Storage convergence (v1)
Alongside the release labels, v1 moves the engine onto disk, stage by stage (ADR 0021/0022/0023 in the repo). The read side is done: point reads, scans, BFS adjacency, and MVCC snapshot visibility all serve from pager-backed structures plus a dirty-tail overlay, proven equal to the in-memory engine across the full Cypher surface and a reopen. Read performance is done: a read-through page cache and a direct row/neighbour seek took disk reads from ~10,000x slower than in-memory to ~3x — point reads went from ~448 to ~1.6M ops/sec on the 20k-node bench. On the write side, the reads writes depend on — endpoint existence, the pre-mutation state a SET builds from, MERGE candidate verification — now serve from the disk engine done, and edge state (ids, endpoints, property bags) persists and reads back from its own pager file done. The current work now: the edge overlay split, persisting the MERGE/uniqueness indexes, and evicting clean entries at flush so the in-memory store becomes exactly the unflushed tail. Then comes the cut next: disk-served reads on by default and the in-memory store deleted — irreversible, so it goes last. Everything so far lands flag-gated and default-off, so 0.5.0 behavior is unchanged until the cut.
Build phases
The engineering ladder behind the labels, from the repo's
ROADMAP.md. Each phase ends at an exit bar.
P0 — trust the core. Make the existing engine boringly correct: catalog recovery across close/reopen, WAL replay for mixed writes, page and index invariant checks, deterministic crash scenarios, fuzzed WAL decode and query parsing. Exit: kill/reopen tests are ordinary; every persisted structure has an invariant checker.
P1 — durable native indexes. Persist HNSW and secondary indexes as engine-native structures, define index rebuild vs WAL replay rules, add stats for planner selectivity, benchmark maintenance cost under writes. Exit: vector and secondary indexes survive restart; maintenance cost is measured, not guessed.
P2 — data movement execution. Finish HashJoin, IMJ, OrderBy, Distinct, and Union; thread morsel execution through scans, joins, traversal, and vector search; SIMD kernels where useful; bulk ingest and write-back paths. Exit: scan/filter/join/traverse/search/write-back run as one physical plan.
P3 — movement-aware planner.

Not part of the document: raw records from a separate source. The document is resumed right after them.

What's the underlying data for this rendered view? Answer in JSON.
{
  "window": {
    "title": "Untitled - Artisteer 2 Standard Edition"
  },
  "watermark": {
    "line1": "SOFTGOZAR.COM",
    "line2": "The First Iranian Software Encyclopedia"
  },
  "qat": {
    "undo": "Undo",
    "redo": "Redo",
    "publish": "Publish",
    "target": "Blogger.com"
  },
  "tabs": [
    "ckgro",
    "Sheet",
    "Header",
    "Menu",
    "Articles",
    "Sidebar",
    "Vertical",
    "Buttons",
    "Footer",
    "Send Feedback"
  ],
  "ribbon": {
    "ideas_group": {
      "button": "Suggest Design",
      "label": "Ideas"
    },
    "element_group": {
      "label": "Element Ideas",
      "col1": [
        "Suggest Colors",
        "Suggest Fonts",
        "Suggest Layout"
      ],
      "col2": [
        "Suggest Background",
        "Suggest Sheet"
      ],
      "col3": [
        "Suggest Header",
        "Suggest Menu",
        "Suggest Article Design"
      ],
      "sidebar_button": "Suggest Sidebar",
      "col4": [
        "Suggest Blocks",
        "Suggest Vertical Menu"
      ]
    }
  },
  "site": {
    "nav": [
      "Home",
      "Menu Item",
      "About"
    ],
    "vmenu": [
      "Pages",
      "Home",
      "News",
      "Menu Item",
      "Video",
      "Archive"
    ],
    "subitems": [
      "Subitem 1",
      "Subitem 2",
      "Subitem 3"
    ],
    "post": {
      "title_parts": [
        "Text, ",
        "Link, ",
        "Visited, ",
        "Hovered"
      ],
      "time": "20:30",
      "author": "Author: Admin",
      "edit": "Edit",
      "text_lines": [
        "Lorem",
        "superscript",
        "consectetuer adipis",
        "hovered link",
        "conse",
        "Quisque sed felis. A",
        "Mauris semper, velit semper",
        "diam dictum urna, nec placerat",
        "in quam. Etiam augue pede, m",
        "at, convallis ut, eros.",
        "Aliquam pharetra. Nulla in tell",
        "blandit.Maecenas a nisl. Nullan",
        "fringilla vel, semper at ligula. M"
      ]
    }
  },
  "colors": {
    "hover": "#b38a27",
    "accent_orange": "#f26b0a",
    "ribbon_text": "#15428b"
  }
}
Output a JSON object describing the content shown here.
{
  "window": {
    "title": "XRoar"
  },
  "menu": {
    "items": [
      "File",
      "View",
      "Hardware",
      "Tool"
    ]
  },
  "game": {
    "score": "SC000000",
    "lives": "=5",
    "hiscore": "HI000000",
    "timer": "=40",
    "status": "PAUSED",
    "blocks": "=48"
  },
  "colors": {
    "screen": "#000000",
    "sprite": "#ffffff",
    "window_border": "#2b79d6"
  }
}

A shared physical-plan IR across surfaces; column, fanout, and vector-index stats; cost terms for scan vs lookup vs graph expansion vs vector search, including write amplification. Exit: plans are explainable; obvious bad plans are rejected by tests.
P4 — derived write-back loop. Bulk provenance write-back, embedding refresh APIs, write-back operators in the execution engine, one transaction across derived fact, provenance edges, embedding update, and index maintenance. Exit: the full loop runs without sidecar systems.
P5 — developer surfaces. Stabilize the Rust API for hot paths, improve Python ergonomics, open a SQL/Postgres compatibility track, add migration and inspection commands, typed failures with clear messages. Exit: a developer can open a file and build something useful in minutes.
P6 — proof. Comparator harness against SQLite, DuckDB, Postgres, Kùzu, Neo4j, LanceDB, Qdrant/pgvector, and RocksDB/sled, with published machine specs, commands, datasets, raw outputs, and losses; large workload ladders; crash-during-load scenarios. Exit: users can reproduce the numbers; FFS has a credible first arena where it is clearly better.
P7 — optional server wrapper. Only after the embedded engine earns it: TCP wire wrapper, auth and connection management, observability, backup and restore tooling, replication research. Exit: server mode does not fork the engine; embedded remains the reference path.